Diagnostic performance of electronic nose technology in chronic lung allograft dysfunction
Aim: To assess the diagnostic accuracy of exhaled breath analysis using eNose technology to detect chronic lung allograft dysfunction (CLAD) in lung transplant recipients. Additionally, the study sought to evaluate whether eNose could distinguish between different CLAD phenotypes, such as bronchiolitis obliterans syndrome (BOS) and restrictive allograft syndrome (RAS), and to examine the added diagnostic value of combining eNose data with known CLAD risk factors
Take home message: eNose technology can accurately detect chronic lung allograft dysfunction (CLAD) in lung transplant patients, distinguishing between CLAD phenotypes like BOS and RAS. This non-invasive tool shows potential as a quick, point-of-care diagnostic aid for early detection and management of CLAD.
Introduction
Chronic lung allograft dysfunction (CLAD) remains a significant challenge in lung transplantation (LTx), with limited biomarkers available for early detection. This study assessed the diagnostic value of exhaled breath analysis using the electronic nose (eNose) in identifying CLAD and differentiating its phenotypes.
Methods
A cross-sectional analysis was conducted on 152 lung transplant recipients (LTR), including 38 patients diagnosed with CLAD. Real-time exhaled breath analysis was performed using the SpiroNose® device, which utilizes multiple cross-reactive sensors to capture volatile organic compounds (VOCs) in breath samples.
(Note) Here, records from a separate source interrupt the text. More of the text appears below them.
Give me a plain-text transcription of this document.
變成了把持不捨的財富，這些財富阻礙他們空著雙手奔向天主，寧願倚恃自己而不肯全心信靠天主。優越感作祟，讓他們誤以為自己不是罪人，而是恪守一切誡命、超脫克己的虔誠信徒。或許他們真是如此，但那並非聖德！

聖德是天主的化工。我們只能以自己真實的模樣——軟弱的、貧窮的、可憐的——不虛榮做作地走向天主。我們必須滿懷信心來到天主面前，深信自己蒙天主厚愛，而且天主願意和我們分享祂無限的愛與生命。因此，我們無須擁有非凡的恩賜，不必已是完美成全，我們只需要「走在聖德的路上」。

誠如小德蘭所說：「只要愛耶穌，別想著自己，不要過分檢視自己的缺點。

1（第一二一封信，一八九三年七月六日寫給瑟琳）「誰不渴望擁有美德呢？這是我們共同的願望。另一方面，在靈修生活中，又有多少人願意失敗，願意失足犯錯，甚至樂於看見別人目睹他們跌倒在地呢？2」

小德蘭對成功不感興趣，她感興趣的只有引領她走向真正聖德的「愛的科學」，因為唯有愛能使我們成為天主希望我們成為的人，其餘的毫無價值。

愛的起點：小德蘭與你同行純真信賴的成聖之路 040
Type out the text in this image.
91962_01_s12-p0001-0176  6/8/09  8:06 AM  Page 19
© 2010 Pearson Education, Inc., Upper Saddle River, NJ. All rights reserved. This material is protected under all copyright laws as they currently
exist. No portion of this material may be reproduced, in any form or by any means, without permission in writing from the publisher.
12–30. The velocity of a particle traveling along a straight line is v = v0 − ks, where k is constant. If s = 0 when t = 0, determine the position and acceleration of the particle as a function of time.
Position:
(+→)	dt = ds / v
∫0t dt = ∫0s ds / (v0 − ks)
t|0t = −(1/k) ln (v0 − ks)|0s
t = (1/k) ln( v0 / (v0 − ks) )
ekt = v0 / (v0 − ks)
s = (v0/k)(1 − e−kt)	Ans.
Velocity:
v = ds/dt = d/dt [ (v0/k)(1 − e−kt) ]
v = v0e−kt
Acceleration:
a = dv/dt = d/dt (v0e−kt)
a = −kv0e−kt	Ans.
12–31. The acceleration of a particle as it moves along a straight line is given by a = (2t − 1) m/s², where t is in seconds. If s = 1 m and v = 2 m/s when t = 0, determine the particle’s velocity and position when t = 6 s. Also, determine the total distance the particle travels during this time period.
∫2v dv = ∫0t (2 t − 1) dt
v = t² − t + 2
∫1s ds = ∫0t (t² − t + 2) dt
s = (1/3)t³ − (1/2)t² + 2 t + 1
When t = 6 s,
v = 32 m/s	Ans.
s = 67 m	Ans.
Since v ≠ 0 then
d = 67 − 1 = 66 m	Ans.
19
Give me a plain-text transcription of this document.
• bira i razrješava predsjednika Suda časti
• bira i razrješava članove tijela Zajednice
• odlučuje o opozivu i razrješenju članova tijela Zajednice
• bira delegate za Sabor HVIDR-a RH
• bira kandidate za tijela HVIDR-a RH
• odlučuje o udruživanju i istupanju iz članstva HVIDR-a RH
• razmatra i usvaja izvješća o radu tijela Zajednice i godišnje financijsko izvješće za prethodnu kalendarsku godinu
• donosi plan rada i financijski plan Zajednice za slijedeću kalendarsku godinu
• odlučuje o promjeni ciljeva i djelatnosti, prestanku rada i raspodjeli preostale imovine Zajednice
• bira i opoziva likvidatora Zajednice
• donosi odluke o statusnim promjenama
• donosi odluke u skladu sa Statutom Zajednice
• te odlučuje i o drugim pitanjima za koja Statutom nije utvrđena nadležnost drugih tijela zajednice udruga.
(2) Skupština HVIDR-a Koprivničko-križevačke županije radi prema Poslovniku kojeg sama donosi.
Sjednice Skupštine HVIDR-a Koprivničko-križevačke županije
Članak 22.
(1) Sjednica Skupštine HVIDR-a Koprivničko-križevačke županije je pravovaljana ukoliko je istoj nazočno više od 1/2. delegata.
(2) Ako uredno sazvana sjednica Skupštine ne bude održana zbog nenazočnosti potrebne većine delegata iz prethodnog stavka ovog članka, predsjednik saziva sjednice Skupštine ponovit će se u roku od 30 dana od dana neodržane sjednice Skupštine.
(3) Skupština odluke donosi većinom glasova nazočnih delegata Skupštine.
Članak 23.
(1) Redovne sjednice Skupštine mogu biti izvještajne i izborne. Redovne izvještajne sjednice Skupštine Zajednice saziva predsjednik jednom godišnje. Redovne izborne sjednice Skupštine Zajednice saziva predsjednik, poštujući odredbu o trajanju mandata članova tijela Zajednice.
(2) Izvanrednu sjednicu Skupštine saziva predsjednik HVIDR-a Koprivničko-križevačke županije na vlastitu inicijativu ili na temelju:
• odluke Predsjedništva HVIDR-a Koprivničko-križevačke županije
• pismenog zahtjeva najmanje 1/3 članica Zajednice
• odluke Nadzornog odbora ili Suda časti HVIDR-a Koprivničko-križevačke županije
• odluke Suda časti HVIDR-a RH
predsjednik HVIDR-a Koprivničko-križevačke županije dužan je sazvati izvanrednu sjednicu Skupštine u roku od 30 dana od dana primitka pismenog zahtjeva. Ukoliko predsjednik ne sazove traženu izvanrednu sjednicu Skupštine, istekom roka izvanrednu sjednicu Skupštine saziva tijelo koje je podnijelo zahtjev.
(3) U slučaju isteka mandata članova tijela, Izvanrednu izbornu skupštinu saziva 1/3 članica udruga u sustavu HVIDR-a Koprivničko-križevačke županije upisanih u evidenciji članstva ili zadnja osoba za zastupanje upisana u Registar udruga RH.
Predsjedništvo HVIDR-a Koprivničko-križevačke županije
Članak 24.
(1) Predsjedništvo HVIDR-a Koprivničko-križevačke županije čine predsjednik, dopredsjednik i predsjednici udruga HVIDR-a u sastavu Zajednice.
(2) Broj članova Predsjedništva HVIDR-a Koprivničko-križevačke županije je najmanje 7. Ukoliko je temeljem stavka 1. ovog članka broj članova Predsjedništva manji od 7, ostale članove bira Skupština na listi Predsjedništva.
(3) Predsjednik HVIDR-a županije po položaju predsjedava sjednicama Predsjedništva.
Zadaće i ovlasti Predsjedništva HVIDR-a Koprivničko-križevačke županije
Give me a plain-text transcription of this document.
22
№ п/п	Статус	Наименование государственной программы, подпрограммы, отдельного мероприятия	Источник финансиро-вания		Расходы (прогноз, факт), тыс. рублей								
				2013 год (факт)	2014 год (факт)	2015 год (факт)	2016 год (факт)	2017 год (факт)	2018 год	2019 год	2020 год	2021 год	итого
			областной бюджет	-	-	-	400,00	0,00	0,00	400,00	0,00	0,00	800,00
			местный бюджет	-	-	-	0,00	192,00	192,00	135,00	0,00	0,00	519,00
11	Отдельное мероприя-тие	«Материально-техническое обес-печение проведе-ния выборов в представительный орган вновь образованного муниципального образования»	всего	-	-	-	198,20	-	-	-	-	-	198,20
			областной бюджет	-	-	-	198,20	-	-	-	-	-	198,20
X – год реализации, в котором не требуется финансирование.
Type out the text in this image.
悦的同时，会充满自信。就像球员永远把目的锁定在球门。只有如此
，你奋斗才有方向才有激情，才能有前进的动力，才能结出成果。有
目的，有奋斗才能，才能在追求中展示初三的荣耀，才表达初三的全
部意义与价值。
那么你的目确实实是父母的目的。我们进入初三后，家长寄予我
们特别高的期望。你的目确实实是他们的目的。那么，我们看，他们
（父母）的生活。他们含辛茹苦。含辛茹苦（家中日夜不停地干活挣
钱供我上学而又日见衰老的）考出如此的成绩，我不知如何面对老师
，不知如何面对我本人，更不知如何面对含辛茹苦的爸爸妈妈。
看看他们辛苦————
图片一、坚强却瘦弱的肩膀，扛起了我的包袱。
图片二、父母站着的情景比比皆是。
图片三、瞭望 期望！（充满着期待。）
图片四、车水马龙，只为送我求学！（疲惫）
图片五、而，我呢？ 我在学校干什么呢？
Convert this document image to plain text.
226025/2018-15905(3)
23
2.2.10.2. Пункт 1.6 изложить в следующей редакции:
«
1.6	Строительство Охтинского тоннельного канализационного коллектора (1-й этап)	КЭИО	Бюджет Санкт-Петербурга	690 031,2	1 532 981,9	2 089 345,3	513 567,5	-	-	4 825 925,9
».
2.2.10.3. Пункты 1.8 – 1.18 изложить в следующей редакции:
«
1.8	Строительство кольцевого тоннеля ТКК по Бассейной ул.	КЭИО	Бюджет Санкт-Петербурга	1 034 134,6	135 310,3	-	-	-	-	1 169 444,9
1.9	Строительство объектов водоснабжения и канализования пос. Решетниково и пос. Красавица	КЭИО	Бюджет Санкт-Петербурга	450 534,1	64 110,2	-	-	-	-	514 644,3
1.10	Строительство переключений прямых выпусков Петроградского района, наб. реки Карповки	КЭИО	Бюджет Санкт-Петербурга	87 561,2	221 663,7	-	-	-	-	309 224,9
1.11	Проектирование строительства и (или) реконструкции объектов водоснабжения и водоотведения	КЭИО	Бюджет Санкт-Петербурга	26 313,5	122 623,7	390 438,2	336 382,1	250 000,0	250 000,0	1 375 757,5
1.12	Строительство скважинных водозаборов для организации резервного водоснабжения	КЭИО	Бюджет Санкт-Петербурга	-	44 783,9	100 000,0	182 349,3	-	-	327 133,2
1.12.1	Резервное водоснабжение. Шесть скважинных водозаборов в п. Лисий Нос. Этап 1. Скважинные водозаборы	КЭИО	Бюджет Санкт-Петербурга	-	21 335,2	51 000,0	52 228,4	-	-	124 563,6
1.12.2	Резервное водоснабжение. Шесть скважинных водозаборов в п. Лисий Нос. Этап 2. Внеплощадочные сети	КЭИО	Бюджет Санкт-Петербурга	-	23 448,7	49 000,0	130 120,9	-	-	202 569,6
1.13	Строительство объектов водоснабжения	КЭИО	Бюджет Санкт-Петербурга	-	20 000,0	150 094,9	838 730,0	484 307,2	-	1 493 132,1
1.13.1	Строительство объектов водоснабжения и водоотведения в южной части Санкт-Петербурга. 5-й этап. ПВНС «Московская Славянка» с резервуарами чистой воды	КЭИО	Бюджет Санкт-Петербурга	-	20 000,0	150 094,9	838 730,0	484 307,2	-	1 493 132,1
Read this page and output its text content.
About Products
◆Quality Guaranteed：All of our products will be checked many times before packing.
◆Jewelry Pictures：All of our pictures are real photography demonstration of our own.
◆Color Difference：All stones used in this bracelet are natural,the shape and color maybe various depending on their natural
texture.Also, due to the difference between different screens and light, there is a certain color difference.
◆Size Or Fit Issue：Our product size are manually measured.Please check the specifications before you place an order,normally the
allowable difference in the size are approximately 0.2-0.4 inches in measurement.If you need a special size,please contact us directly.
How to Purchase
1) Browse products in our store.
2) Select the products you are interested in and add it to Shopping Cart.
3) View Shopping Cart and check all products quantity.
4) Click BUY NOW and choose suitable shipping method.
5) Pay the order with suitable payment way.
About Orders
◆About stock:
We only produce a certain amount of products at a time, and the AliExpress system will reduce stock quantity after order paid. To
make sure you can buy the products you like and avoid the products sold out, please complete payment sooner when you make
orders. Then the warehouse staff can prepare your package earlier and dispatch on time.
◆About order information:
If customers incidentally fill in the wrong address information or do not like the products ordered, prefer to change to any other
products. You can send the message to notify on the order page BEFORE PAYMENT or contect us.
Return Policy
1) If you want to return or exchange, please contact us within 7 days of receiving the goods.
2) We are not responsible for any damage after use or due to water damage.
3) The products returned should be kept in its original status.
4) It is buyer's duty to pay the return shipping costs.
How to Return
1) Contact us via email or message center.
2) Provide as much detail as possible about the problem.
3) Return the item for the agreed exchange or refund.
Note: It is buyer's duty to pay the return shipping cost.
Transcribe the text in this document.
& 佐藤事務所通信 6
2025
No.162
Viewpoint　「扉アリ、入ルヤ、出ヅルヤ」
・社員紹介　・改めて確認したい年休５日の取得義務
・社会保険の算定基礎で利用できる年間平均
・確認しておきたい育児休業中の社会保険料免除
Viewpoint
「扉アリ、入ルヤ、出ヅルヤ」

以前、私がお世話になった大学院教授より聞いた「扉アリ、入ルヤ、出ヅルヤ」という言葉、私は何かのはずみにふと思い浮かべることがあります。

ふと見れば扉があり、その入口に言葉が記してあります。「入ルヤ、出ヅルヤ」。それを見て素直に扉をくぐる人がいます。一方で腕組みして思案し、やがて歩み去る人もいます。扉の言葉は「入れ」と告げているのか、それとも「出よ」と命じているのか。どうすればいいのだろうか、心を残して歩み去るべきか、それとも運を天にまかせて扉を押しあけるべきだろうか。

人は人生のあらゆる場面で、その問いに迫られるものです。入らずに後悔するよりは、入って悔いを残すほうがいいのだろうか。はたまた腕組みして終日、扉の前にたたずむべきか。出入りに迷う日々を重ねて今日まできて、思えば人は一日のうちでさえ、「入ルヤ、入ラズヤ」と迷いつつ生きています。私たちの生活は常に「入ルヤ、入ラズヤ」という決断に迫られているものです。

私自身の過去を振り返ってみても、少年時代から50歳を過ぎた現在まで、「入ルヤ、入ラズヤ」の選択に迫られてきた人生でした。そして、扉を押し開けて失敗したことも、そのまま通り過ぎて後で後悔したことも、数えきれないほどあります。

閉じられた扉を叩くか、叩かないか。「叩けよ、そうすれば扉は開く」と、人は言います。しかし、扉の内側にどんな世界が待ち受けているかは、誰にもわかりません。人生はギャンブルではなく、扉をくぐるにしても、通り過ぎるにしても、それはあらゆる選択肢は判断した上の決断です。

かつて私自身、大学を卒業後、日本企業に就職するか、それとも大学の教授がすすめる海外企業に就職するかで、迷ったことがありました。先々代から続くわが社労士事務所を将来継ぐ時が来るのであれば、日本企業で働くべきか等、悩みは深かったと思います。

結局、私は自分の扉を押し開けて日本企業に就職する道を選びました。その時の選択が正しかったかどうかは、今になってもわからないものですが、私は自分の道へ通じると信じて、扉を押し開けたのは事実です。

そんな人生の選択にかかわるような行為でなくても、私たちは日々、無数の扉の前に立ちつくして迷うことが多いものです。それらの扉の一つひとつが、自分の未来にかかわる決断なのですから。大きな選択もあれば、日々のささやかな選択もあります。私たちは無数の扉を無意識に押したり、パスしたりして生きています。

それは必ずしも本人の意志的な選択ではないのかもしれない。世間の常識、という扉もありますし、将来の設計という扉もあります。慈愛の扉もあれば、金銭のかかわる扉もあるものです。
Data were analyzed using partial least squares discriminant analysis (PLS-DA) and logistic regression models. The study also examined the added value of combining eNose breathprints with known clinical risk factors for CLAD (e.g., age, gender, type of transplant, time post-transplant, and prior acute cellular rejection).
Results
ENose breath analysis achieved a classification accuracy of 79-83% in distinguishing between LTR with and without CLAD, with an AUC of 0.86 in the training set and 0.82 in the validation set. Incorporating clinical risk factors improved the model’s accuracy, increasing the AUC to 0.94 for both training and validation sets (p < 0.05). The eNose effectively differentiated between the two main phenotypes of CLAD: bronchiolitis obliterans syndrome (BOS) and restrictive allograft syndrome (RAS), with an AUC of 0.95. However, the accuracy was lower for distinguishing other phenotypes and stages of CLAD.